Understanding the Meteor Stack
Architecture Overview
Meteor uses a pub/sub model with a distributed data protocol (DDP) over WebSockets. It syncs MongoDB data reactively to clients using live queries. Each client's subscription is tracked on the server, consuming memory and CPU.
Common Symptoms of Reactive Overload
- High server memory usage per connected client
- MongoDB CPU spikes with no write-intensive workload
- Excessive CPU usage in Node processes during idle periods
- Laggy or frozen clients during updates to unrelated data
Root Causes of Meteor Performance Degradation
1. Over-Subscribing to Data
Clients subscribing to multiple publications with overlapping or unbounded queries cause excessive reactive invalidation tracking.
2. Inefficient MongoDB Queries in Publications
Using large fetches or non-indexed fields in publications results in full collection scans. Every document update triggers reactivity on all matching clients.
3. Memory Bloat from LiveQuery Observers
Each subscription creates a LiveQuery observer on the server. Poorly scoped queries (e.g., {}
) can spawn observers that hold thousands of documents in memory per user.
4. DDP Message Flooding
Frequent database writes or user-generated updates flood the DDP channel with update messages, overwhelming the client and the network transport layer.
Diagnostic Strategies
Step-by-Step Troubleshooting Flow
- Enable Meteor APM: Use tools like Kadira, Monti APM, or Meteor APM to track publication performance.
- Monitor MongoDB queries: Enable
profilingLevel: 2
on MongoDB and inspect slow queries related to publications. - Profile subscriptions: Log active subscriptions and their associated query selectors. Look for overbroad queries.
- Check LiveQuery handles: Use
Meteor.server._publishHandlers
and custom logging to track active observers. - Use heap snapshots: Attach Chrome DevTools or Node inspector to analyze memory growth in the server process.
Example: Logging Subscription Selectors
Meteor.publish('orders', function() { console.log('Subscription from:', this.userId); return Orders.find({ status: 'active' }); });
Common Pitfalls
- Subscribing to entire collections without pagination
- Not cleaning up subscriptions on client-side route changes
- Failing to use
fields
projection in publications - Overusing
observeChanges
in server-side methods for live dashboards
Remediation and Long-Term Fixes
1. Optimize Publications
Scope queries tightly. Always project with fields
to reduce payload size. Paginate results using limit
and skip
patterns.
2. Switch to Methods for Non-Reactive Data
Use Meteor methods to fetch static data that does not require real-time updates. This avoids LiveQuery overhead entirely.
3. Throttle Writes to Reduce DDP Overhead
Batch writes or debounce client actions that trigger database updates. Consider using meteorhacks:unblock
to free fibers for high-throughput methods.
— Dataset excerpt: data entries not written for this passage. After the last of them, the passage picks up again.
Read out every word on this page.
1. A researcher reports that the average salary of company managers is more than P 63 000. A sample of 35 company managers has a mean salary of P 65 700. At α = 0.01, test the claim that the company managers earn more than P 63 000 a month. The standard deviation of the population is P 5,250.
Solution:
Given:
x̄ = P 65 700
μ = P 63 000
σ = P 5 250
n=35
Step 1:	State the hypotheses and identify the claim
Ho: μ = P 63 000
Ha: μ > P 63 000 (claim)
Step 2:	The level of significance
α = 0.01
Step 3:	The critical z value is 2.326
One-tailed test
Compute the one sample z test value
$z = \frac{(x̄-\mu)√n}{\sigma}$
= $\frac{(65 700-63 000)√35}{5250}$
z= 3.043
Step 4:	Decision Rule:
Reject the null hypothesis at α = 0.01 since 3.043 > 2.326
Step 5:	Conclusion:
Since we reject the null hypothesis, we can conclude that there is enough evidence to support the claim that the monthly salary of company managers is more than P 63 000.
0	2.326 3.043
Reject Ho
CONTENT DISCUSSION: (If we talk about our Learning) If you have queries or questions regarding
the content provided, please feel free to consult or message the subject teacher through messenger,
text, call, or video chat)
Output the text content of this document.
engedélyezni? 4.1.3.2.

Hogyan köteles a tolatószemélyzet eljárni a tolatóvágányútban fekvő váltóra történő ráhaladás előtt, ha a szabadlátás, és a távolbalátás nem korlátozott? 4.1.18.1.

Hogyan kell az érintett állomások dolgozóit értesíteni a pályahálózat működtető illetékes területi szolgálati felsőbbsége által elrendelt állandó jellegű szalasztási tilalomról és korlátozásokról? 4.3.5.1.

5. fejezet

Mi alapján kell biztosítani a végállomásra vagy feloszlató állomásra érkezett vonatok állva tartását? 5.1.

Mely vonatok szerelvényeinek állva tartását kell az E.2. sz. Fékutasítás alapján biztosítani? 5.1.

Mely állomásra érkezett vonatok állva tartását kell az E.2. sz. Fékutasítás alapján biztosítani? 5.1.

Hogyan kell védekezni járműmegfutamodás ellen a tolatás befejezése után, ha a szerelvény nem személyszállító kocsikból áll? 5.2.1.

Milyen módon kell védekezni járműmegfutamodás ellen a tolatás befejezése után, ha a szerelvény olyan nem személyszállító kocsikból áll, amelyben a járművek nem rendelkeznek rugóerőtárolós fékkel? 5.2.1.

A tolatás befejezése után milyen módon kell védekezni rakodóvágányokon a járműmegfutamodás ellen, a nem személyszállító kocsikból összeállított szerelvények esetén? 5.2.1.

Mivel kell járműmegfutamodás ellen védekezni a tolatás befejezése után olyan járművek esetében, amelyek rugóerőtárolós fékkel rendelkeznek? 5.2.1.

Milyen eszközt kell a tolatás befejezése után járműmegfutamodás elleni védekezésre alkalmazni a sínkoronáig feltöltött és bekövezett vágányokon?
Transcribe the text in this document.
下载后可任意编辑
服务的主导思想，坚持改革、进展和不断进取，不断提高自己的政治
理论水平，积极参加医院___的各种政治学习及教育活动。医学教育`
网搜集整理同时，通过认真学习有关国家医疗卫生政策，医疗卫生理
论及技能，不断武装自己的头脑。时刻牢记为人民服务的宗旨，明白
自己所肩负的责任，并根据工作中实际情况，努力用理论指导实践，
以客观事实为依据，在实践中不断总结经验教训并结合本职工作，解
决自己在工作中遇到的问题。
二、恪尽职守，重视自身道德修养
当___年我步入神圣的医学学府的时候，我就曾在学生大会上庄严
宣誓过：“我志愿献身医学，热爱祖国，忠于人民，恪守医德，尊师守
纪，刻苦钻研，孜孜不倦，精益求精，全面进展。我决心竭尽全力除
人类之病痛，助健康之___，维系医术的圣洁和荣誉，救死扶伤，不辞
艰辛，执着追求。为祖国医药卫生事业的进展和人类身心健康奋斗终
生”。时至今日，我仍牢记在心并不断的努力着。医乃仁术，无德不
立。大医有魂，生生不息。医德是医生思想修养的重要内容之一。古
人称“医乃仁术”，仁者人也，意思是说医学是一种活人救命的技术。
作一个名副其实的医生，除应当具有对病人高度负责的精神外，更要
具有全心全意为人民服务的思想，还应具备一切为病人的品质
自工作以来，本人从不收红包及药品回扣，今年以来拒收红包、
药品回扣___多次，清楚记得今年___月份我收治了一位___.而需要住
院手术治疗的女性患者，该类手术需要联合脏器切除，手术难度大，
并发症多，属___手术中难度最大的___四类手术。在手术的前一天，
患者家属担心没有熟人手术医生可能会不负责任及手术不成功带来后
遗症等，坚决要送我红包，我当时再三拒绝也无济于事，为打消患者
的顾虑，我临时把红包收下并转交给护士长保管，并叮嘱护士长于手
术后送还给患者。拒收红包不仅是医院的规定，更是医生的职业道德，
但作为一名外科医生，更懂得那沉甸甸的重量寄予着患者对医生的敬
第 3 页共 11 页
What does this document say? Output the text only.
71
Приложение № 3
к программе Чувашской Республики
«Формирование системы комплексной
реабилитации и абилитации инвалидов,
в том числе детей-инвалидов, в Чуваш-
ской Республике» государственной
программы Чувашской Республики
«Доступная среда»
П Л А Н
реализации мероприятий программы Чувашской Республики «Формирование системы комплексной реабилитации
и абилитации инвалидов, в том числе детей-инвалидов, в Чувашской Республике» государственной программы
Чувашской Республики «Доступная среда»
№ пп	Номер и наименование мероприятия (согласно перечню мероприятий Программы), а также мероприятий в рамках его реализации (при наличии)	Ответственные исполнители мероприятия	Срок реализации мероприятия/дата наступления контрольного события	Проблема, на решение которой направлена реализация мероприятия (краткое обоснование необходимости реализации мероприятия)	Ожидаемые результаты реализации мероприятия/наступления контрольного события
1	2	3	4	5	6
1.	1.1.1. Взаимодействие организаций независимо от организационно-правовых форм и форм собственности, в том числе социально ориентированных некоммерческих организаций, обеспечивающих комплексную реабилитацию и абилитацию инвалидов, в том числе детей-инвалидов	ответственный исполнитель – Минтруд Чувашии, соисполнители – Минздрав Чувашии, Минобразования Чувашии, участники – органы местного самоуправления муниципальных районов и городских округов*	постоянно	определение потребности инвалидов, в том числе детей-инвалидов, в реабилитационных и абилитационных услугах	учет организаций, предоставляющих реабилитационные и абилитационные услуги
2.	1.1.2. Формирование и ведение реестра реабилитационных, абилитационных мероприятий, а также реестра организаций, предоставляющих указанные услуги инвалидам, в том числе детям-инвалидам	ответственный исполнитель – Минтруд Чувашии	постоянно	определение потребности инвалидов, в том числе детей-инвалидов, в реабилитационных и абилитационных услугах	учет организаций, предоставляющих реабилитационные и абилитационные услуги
4. Use Redis Oplog and Scaling Tools
Use cultofcoders:redis-oplog
to offload LiveQuery invalidation logic to Redis, improving pub/sub performance significantly at scale.
Best Practices
- Always use query indexes in publications
- Limit use of reactive joins; pre-process data where possible
- Use
onStop
hooks to clean up long-lived observers or background tasks - Test with realistic load using tools like meteor-down or Artillery
Conclusion
Meteor's reactive architecture is powerful but demands discipline at scale. Without carefully scoped publications and subscription hygiene, applications may experience memory leaks, CPU overload, or client instability. By auditing subscriptions, optimizing publication queries, and adopting non-reactive patterns for static content, teams can build resilient Meteor applications that maintain performance under high concurrency. Integrating Redis oplog and proper monitoring completes a production-grade Meteor deployment.
FAQs
1. How can I detect if my app has too many LiveQuery observers?
Use APM tools or custom logging to track active publication observers. If each user session opens multiple long-lived subscriptions, memory will grow rapidly.
2. Why is MongoDB CPU usage high in my Meteor app?
Unindexed queries or reactive re-fetching from publications can cause MongoDB to scan large collections frequently. Ensure proper indexes and avoid over-broad selectors.
3. Can I disable reactivity for certain data?
Yes. Use Meteor methods for one-time fetches or static content. This bypasses DDP and LiveQuery completely.
4. Is Redis oplog suitable for all Meteor apps?
Redis oplog is ideal for apps with high read and write volumes. It significantly improves scalability but adds Redis as an infrastructure dependency.
5. How do I simulate production load in Meteor?
Use tools like meteor-down or Artillery to simulate concurrent connections and subscription behavior. Combine with APM metrics to profile performance.